Comment le général Gaïd Salah s'est retrouvé seul face au peuple algérien
Les Algériens veulent le départ de tous les serviteurs du régime.
- Publié le 06-04-2019 à 08h39

Les Algériens veulent le départ de tous les serviteurs du régime. Un général ne se rend jamais. Même pas à l'évidence !" À elle seule, cette pancarte portée par une jeune femme résume l'état d'esprit des Algériens, qui, malgré la démission, mardi, du président Bouteflika, ne veulent rien lâcher. Pour ce septième vendredi de mobilisation générale, ils étaient encore des millions à manifester leur refus d'un changement cosmétique.

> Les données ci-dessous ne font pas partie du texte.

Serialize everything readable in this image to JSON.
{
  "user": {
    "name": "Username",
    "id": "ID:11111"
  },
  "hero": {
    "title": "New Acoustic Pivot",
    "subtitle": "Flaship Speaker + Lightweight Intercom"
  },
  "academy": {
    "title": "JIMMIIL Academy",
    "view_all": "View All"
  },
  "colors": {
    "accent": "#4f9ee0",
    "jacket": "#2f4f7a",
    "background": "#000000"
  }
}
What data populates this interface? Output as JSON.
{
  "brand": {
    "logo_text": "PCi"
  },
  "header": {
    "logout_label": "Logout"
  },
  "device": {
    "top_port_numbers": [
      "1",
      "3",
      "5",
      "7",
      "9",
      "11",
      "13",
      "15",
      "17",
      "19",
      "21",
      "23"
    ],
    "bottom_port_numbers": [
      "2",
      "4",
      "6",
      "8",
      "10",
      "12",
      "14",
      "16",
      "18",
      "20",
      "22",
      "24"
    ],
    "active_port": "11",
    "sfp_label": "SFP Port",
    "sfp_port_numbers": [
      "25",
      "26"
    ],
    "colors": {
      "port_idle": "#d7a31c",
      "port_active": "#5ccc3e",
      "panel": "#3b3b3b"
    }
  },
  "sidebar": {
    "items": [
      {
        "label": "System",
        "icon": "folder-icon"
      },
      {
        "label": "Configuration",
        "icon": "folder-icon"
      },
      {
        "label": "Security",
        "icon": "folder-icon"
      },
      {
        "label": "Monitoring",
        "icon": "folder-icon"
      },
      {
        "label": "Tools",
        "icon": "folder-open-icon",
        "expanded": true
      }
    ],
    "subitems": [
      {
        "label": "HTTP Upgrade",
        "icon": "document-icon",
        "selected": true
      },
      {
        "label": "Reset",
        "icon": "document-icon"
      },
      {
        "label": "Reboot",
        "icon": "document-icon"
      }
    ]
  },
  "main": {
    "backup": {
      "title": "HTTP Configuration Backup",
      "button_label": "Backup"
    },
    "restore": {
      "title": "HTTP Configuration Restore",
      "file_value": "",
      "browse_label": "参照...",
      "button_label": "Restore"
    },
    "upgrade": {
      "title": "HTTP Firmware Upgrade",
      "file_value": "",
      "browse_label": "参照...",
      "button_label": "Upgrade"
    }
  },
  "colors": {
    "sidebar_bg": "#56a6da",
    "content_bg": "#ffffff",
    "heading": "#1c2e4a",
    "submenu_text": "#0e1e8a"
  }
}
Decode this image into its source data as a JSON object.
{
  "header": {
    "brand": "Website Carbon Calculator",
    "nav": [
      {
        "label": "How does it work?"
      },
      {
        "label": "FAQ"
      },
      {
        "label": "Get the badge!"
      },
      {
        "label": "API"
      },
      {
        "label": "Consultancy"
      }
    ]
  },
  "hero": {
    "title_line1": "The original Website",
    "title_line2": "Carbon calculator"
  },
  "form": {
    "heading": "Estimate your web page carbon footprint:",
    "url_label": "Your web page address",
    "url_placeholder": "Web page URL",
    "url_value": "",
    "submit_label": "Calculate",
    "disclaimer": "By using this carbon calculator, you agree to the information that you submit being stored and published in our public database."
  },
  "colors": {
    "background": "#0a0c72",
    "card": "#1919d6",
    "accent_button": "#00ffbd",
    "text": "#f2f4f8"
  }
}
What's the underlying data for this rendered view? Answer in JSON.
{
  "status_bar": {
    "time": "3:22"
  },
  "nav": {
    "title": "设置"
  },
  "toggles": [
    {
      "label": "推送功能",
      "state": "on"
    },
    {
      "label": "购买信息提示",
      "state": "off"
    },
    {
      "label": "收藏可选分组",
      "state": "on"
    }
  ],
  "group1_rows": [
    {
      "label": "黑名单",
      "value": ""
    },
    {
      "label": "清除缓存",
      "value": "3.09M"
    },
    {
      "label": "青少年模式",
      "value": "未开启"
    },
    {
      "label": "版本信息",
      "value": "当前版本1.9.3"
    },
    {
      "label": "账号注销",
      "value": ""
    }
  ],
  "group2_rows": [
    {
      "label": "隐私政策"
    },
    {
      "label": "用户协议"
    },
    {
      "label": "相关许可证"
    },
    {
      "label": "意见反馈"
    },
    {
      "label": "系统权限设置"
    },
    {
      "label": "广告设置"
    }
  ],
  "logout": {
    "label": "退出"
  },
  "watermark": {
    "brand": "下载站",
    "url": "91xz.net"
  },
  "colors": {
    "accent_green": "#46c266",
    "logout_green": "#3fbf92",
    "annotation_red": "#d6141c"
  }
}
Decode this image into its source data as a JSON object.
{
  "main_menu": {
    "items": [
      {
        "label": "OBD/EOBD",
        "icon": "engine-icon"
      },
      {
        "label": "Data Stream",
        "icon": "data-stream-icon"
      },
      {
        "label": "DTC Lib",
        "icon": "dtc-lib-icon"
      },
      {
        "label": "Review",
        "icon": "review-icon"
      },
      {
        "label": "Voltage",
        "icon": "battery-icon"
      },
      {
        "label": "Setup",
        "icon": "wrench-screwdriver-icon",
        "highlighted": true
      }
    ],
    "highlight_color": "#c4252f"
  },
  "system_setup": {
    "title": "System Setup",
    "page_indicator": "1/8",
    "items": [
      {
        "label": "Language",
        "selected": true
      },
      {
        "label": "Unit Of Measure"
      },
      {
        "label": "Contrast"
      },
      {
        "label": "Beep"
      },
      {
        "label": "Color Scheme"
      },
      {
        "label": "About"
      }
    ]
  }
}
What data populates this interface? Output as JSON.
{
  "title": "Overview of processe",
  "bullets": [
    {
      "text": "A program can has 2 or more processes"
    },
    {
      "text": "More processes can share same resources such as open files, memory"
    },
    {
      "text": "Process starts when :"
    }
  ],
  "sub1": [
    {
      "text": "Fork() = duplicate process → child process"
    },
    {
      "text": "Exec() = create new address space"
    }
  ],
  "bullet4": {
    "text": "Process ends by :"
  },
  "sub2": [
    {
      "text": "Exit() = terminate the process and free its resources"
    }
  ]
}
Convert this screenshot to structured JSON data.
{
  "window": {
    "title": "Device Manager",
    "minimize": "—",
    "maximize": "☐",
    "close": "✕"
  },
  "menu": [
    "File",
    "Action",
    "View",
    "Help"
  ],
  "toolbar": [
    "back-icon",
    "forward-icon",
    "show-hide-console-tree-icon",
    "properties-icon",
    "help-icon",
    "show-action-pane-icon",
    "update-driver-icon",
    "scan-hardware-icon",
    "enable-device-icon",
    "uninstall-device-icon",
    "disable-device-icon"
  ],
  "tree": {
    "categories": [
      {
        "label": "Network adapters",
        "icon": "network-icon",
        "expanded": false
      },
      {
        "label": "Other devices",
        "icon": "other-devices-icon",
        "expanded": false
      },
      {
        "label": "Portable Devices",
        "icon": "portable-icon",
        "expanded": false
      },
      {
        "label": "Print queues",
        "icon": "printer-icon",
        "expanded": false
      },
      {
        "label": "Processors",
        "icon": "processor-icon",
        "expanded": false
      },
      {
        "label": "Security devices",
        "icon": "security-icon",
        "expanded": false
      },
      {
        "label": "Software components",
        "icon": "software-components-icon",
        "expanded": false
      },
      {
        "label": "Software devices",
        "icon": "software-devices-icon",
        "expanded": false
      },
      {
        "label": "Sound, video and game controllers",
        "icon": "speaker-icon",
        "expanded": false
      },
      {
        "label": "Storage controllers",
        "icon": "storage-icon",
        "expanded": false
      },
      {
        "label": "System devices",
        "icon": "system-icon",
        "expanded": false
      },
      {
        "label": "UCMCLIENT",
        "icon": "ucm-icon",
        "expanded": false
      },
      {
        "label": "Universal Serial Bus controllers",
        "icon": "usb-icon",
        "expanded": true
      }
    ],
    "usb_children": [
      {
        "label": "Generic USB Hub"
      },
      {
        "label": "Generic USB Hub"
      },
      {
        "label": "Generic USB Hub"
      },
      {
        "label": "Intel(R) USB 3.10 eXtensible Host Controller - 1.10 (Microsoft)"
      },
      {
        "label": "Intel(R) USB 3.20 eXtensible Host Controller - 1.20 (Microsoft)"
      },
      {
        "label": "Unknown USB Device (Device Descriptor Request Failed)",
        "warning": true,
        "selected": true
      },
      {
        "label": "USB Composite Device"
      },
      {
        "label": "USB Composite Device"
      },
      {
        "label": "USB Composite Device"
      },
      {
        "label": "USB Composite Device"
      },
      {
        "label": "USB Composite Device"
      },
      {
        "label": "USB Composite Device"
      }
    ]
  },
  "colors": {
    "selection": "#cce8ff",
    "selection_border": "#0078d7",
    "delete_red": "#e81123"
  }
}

En prenant le dessus sur le clan présidentiel qui s'apprêtait à le limoger, le général Gaïd Salah croyait avoir gagné la partie ; il se retrouve en première ligne face à la grogne populaire toujours aussi déterminée, malgré le slogan qui célèbre toujours le "khawa, khawa", la fraternité entre le peuple et l'armée. Hier à Alger, le zèle de retraités de l'armée en uniforme qui ont tenté de faire ovationner le chef d'état-major a tourné court. "C'est la révolution du peuple et non de Gaid Salah. Tous les voleurs et les corrompus doivent rendre des comptes !", hurle un manifestant à l'aide d'un mégaphone. Et ce n'est pas l'arrestation d'Ali Haddad, le président déchu du Forum des chefs d'entreprises placé mercredi sous mandat de dépôt, qui va calmer les esprits. Livré à la vindicte populaire, le bouc-émissaire ne peut occulter d'autres membres de la "bande criminelle" dénoncée par le chef d'état-major. "Il y a des oligarques plus puissants que Haddad qui ont des connexions multiples, notamment avec des cercles du pouvoir toujours à la manœuvre, s'emporte un sociologue. Mais aussi leurs parrains politiques, qui sont protégés par une solide impunité !"
Sauver le régime
Si le nom de Saïd Bouteflika arrive en tête du hit-parade, il est talonné par Amar Saïdani, ancien secrétaire général du FLN (ex-parti unique, majoritaire) accusé par la justice d'avoir détourné des sommes colossales, destinées au soutien de l'agriculture saharienne ; une partie du butin a été blanchie dans l'immobilier, dont un appartement cossu à Neuilly, dans la banlieue chic de Paris. Citons encore Abdeslam Bouchouareb, ancien ministre de l'Industrie, cité dans le scandale des "Panama papers" ; fort de sa proximité avec le cercle présidentiel, son refus de s'expliquer devant une commission parlementaire est resté sans suite. Ou encore Amar Ghoul, ex-ministre des Travaux publics ; cité dans le scandale de l'autoroute est-ouest, il a été exfiltré de la procédure judiciaire sur décision politique.
Au nom de la "continuité de l'État, pour éviter le vide institutionnel", le général Gaïd Salah tente de sauver le régime, dont il est désormais le principal pilier. En insistant sur le "strict respect de la Constitution" alors qu'il en avait cautionné les violations récurrentes, le chef d'état-major s'est heurté au rempart populaire qui exige des dirigeants plus crédibles et surtout plus intègres.
Garder l'espoir
Les "3 B" appelés à gérer la période sensible avant la prochaine présidentielle sont décriés. Abdelkader Bensalah, président du Sénat qui va assurer l'intérim du président pendant 90 jours, est une figure inamovible du régime depuis plus d'un quart de siècle. Le Premier ministre Nordine Bédoui était aux manettes, au ministère de l'Intérieur, lors de scrutins marqués par des fraudes massives en faveur des partis du pouvoir. Son palmarès en matière d'atteinte aux libertés est trop lourd : répression brutale de manifestations, interdictions en tous genres, y compris des cafés littéraires ! Tayeb Belaïz, président du Conseil constitutionnel, qui avait juré fidélité au président Bouteflika, avait accepté sa candidature présentée par procuration alors qu'il était hospitalisé à Genève.
Derrière une apparente légalité, le général Gaïd Salah tente en fait de conforter sa position dans le sérail. Jeudi, il a limogé le très redouté général Bachir Tartag, avant de mettre sous la coupe de l'état-major les services secrets qu'il dirigeait. Une prérogative du chef de l'État qu'il semble exercer sans état d'âme.
Face à un régime qui s'accroche, les Algériens gardent l'espoir et semblent déterminés à restaurer leurs libertés confisquées et leur dignité bafouée. Le bras de fer s'installe dans la durée.